The Longhorn Beetle

Sabertooth Longhorn beetle.

Long-horned beetle (family Cerambycidae), commonly known as longicorn, is any of the approximately 25,000 species of beetles (insect order Coleoptera) whose common name comes from their extraordinarily long antennae. These beetles can be found all throughout the world, but they are most common in the tropics. They are available in sizes ranging from 2 to 152 mm (less than 1/8 inch to about 6 inches). When the antennae are added, these lengths may double or triple.

Many adults (such as the European Clytus arietes) visit flowers and have wasp-like yellow, black, and orange coloring patterns. Clytus mimics ants in several tropical species. The African Pterognatha gigas looks like a patch of moss or lichen with a few strands jutting out, which are its antennae.

Because the front section of the plump larva is stretched to give it a rounded look, the yellowish or white larvae are commonly referred to as roundheaded borers. The larva bores through and feeds on woody plants for one to two years or more, using its powerful jaws. When the larva is ready to pupate, it bores a tunnel to the outside, pupates within the tree, and emerges as a new adult through this tunnel. Long-horned beetles can be major pests of timber and pulpwood trees, landscape trees, fruit trees, and woody ornamental plants due to their wood-boring behavior.

Brown Longhorn Beetle.

There are multiple subfamilies within the long-horned beetle family, including the following:

The elytra (wing covers) of prionids (subfamily Prioninae) are leathery and reddish, and the prothorax (area behind the head) borders are toothlike and extended laterally. The pine-dwelling genus Parandra and the broad-necked prionus (Prionus laticollis), whose larvae reside in grape, apple, poplar, blueberry, and other fruit and ornamental tree roots, are both members of this group.

The ribbed pine borer (Rhagium inquisitor) belongs to the cerambycids (subfamily Cerambycinae), which has a small thorax with a spine on each side and three lengthwise ridges on its wing covers. During the larval stage, it lives in pine trees. The locust borer (Megacyllene robiniae), a black cerambycid with yellow stripes across its body, is another cerambycid. Black locust trees are where female locust borers lay their eggs. After the larvae hatch, they burrow into the tree’s inner bark, forming tunnels and exposing the tree to a fungus known as Fomes rimosus, which can cause serious damage (Phellinus rimosus).

The elderberry longhorn (Desmocerus palliatus), sometimes known as the hooded knotty-horn beetle because of its yellow cloak around its shoulders and knotted antennae, belongs to the lepturids (subfamily Lepturinae). It feeds on the elderberry bush’s leaves and blooms, and its larvae dig into the pithy stems.

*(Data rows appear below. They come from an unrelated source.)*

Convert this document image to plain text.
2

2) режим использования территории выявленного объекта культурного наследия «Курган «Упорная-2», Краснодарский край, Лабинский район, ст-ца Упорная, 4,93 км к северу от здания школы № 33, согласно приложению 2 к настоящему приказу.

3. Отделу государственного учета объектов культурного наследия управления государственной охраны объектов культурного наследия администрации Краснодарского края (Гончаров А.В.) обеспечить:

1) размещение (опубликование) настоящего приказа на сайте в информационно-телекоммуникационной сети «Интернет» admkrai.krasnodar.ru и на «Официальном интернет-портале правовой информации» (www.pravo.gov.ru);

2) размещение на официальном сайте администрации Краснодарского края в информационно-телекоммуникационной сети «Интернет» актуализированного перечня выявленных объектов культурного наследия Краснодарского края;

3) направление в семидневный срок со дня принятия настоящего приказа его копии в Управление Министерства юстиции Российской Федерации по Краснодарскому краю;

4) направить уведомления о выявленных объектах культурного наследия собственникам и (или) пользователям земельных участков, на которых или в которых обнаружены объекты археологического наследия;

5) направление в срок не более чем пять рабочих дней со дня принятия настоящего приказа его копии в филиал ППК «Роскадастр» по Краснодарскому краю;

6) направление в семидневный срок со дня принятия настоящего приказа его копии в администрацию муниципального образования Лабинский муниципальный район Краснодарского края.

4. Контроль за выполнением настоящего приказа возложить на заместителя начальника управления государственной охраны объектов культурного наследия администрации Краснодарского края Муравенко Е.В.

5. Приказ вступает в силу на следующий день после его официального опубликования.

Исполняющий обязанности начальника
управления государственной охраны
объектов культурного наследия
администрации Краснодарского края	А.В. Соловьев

The sawyer (Monochamus), a gray-brown beetle about 30 mm (1.2 inches) long, not including the long antennae, belongs to the Lamiids (subfamily Lamiinae). The larvae reside in pine and fir trees, bore tunnels up to 10 mm (0.3 inch) in diameter, and feed on the sap. A major apple pest is the roundheaded apple tree borer (Saperda candida). The twig girdler (Oncideres cingulata) lays eggs in twigs before girdling (cutting) a groove around it. The twig eventually dies and falls off, allowing the larvae to develop inside. The Asian long-horned beetle (Anoplophora glabripennis) is a major pest of many hardwood trees, particularly maple, boxelder, horsechestnut, buckeye, willow, and elm. It is endemic to China and Korea. Adults are huge, ranging in size from 1.9 to 3.8 cm (0.75 to 1.5 inches) in length and have irregular white markings on their bodies. Their antennae are black with white rings and range in length from 3.8 to 10.2 cm (1.5 to 4 inches). Adult females eat through the bark and deposit an egg during the summer months, causing a visible dark wound in the tree that is roughly 1.3 cm (0.5 inch) in diameter. After hatching, the larvae move to the tree’s heart, where they feed and mature before burrowing to the outside, leaving a 9.5 mm (0.375 inch) broad hole. The Asian long-horned beetle is assumed to have arrived in North America via wood pallets, causing infestations in New York in 1996 and New Jersey, Chicago, Illinois, and Toronto, Ontario several years later. The Asian long-horned beetle is restricted to isolated areas by measures such as tree removal and destruction, quarantine of infested areas, severe rules on the transport of wood, and insecticide treatments.